My experience is to first use the DIF line to determine the major trend, and then use the resonance signal to find specific entry points. The advantage of this method is that the signals are clear, exits are timely, and it helps you seize the best entry opportunities.
For example, in an upward trend, when the EMA shows a bullish arrangement with resonance signals, it presents a good opportunity to go long. This multi-confirmation can significantly improve trading win rates.
Combining multiple time frames
My common method is to combine the judgment of large cycles with entry into small cycles. For example, use the 4-hour DIF line to determine the main trend direction and find specific entry points using the 1-hour or 15-minute EMA signals.
For example, when the 4-hour DIF line crosses above the zero axis (indicating an upward trend), and a golden cross appears on the 1-hour chart, it presents a good opportunity to go long. This multi-timeframe analysis can effectively improve trading win rates.
My recommended practical tools
In addition to trend judgment, I often use some auxiliary tools to enhance profits.
Grid trading: especially suitable for volatile markets. I often use AI grids to automatically buy low and sell high during the consolidation period after breaking new highs. The key is to set reasonable upper and lower limits and adjust according to market changes.
For instance, after a certain cryptocurrency breaks an important resistance level, I would set a grid range around that price level to allow the system to trade automatically. This strategy can continuously accumulate profits in a volatile market.

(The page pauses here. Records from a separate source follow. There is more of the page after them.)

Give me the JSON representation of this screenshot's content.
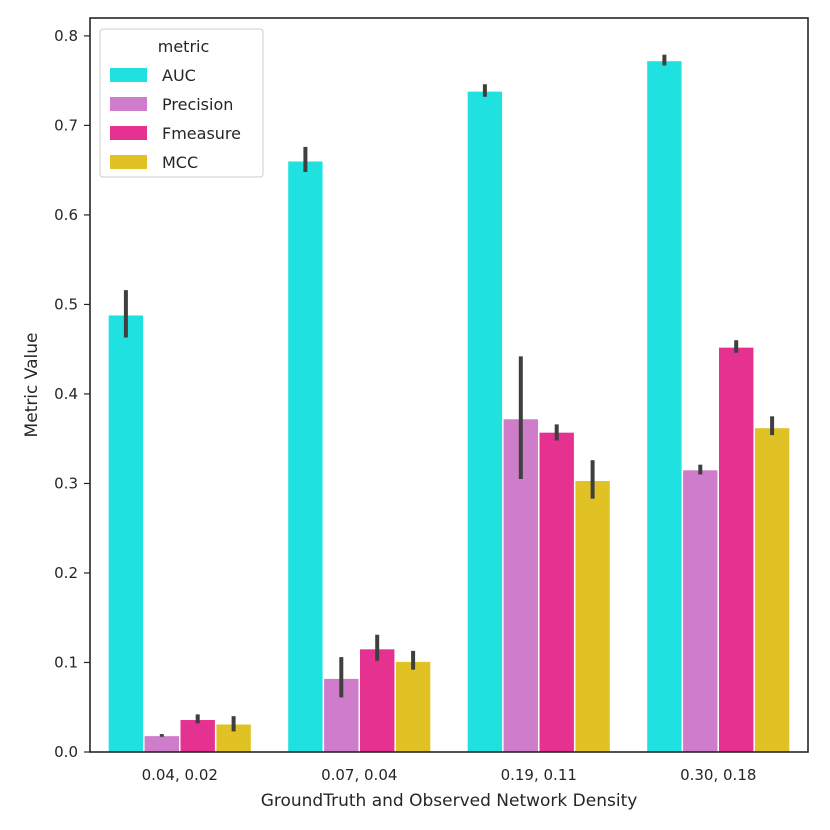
{
  "chart_data": {
    "type": "bar",
    "title": "",
    "xlabel": "GroundTruth and Observed Network Density",
    "ylabel": "Metric Value",
    "ylim": [
      0,
      0.82
    ],
    "yticks": [
      0.0,
      0.1,
      0.2,
      0.3,
      0.4,
      0.5,
      0.6,
      0.7,
      0.8
    ],
    "ytick_labels": [
      "0.0",
      "0.1",
      "0.2",
      "0.3",
      "0.4",
      "0.5",
      "0.6",
      "0.7",
      "0.8"
    ],
    "categories": [
      "0.04, 0.02",
      "0.07, 0.04",
      "0.19, 0.11",
      "0.30, 0.18"
    ],
    "legend": {
      "title": "metric",
      "position": "top-left"
    },
    "grid": false,
    "series": [
      {
        "name": "AUC",
        "color": "#1fe2e0",
        "values": [
          0.488,
          0.66,
          0.738,
          0.772
        ],
        "err_low": [
          0.463,
          0.648,
          0.732,
          0.767
        ],
        "err_high": [
          0.516,
          0.676,
          0.746,
          0.779
        ]
      },
      {
        "name": "Precision",
        "color": "#cf7ccb",
        "values": [
          0.018,
          0.082,
          0.372,
          0.315
        ],
        "err_low": [
          0.017,
          0.061,
          0.305,
          0.31
        ],
        "err_high": [
          0.02,
          0.106,
          0.442,
          0.321
        ]
      },
      {
        "name": "Fmeasure",
        "color": "#e5318f",
        "values": [
          0.036,
          0.115,
          0.357,
          0.452
        ],
        "err_low": [
          0.032,
          0.102,
          0.348,
          0.446
        ],
        "err_high": [
          0.042,
          0.131,
          0.366,
          0.46
        ]
      },
      {
        "name": "MCC",
        "color": "#e0c224",
        "values": [
          0.031,
          0.101,
          0.303,
          0.362
        ],
        "err_low": [
          0.023,
          0.092,
          0.283,
          0.354
        ],
        "err_high": [
          0.04,
          0.113,
          0.326,
          0.375
        ]
      }
    ]
  }
}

Arbitrage trading: for large funds, I recommend an arbitrage strategy. By earning funding rates, stable daily profits can be obtained. I invested 30,000 USDT and can basically receive profits three times a day, with high certainty.

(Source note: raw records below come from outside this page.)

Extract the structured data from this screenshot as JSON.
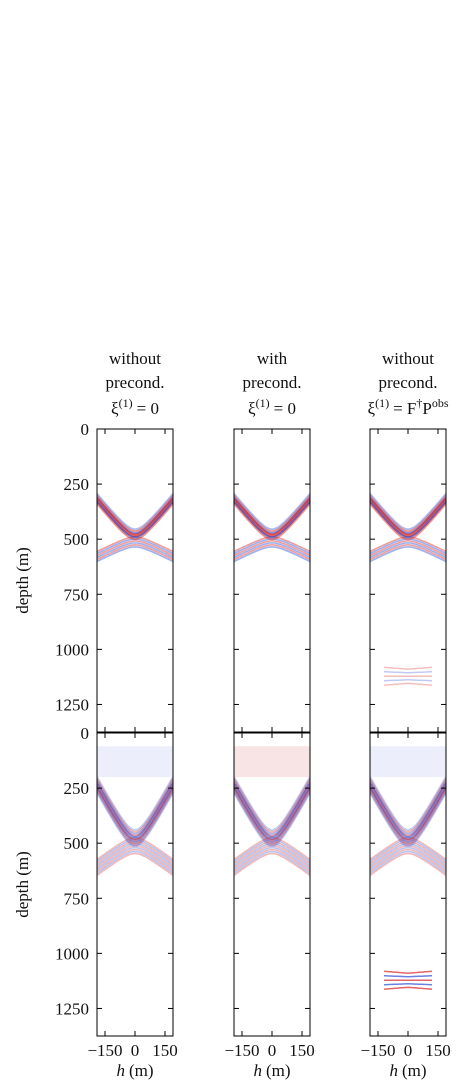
{
  "chart_data": [
    {
      "type": "heatmap",
      "title": [
        "without",
        "precond."
      ],
      "formula": [
        {
          "text": "ξ"
        },
        {
          "text": "(1)",
          "sup": true
        },
        {
          "text": "= 0"
        }
      ],
      "ylabel": "depth (m)",
      "ylim": [
        0,
        1375
      ],
      "yticks": [
        0,
        250,
        500,
        750,
        1000,
        1250
      ],
      "xlim": [
        -190,
        190
      ]
    },
    {
      "type": "heatmap",
      "title": [
        "with",
        "precond."
      ],
      "formula": [
        {
          "text": "ξ"
        },
        {
          "text": "(1)",
          "sup": true
        },
        {
          "text": "= 0"
        }
      ],
      "ylim": [
        0,
        1375
      ],
      "xlim": [
        -190,
        190
      ]
    },
    {
      "type": "heatmap",
      "title": [
        "without",
        "precond."
      ],
      "formula": [
        {
          "text": "ξ"
        },
        {
          "text": "(1)",
          "sup": true
        },
        {
          "text": "= F"
        },
        {
          "text": "†",
          "sup": true
        },
        {
          "text": "P"
        },
        {
          "text": "obs",
          "sup": true
        }
      ],
      "ylim": [
        0,
        1375
      ],
      "xlim": [
        -190,
        190
      ]
    },
    {
      "type": "heatmap",
      "ylabel": "depth (m)",
      "ylim": [
        0,
        1375
      ],
      "yticks": [
        0,
        250,
        500,
        750,
        1000,
        1250
      ],
      "xlim": [
        -190,
        190
      ],
      "xticks": [
        {
          "value": -150,
          "label": "−150"
        },
        0,
        150
      ],
      "xlabel": {
        "symbol": "h",
        "unit": "(m)"
      }
    },
    {
      "type": "heatmap",
      "ylim": [
        0,
        1375
      ],
      "xlim": [
        -190,
        190
      ],
      "xticks": [
        {
          "value": -150,
          "label": "−150"
        },
        0,
        150
      ],
      "xlabel": {
        "symbol": "h",
        "unit": "(m)"
      }
    },
    {
      "type": "heatmap",
      "ylim": [
        0,
        1375
      ],
      "xlim": [
        -190,
        190
      ],
      "xticks": [
        {
          "value": -150,
          "label": "−150"
        },
        0,
        150
      ],
      "xlabel": {
        "symbol": "h",
        "unit": "(m)"
      }
    }
  ]
}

Some friends use more than 100,000 USDT for arbitrage, achieving stable returns with controllable risks. This strategy is suitable for large capital users to obtain stable profits from the market.
Core thinking of risk management
After five years of practical experience, I have deeply realized the importance of risk management. Here are a few insights:
First, position management is the foundation of survival. I use the '721 rule': allocate 70% of funds to mainstream coins (BTC, ETH), 20% to potential coins, and keep 10% as cash. Cash allows you to have the capability to buy the dip during a crash.
Second, setting a stop-loss is the lifeline of trading. I set the maximum loss for a single trade to not exceed 5% of the principal; once this is reached, I decisively stop the loss. This can ensure your survival in the market.
Third, conduct regular reviews. I review all trades weekly, checking the reasons for profitable and losing trades. Continuous reflection is the only way to improve trading skills.
Investing in cryptocurrencies is not a matter of one day, but a marathon. My experience is not to pursue overnight wealth but to focus on continuous stable profits.
A true trading expert is not someone who has captured a few big bullish trends, but someone who remains active in the market years later. I hope my experience can help you go further on this path.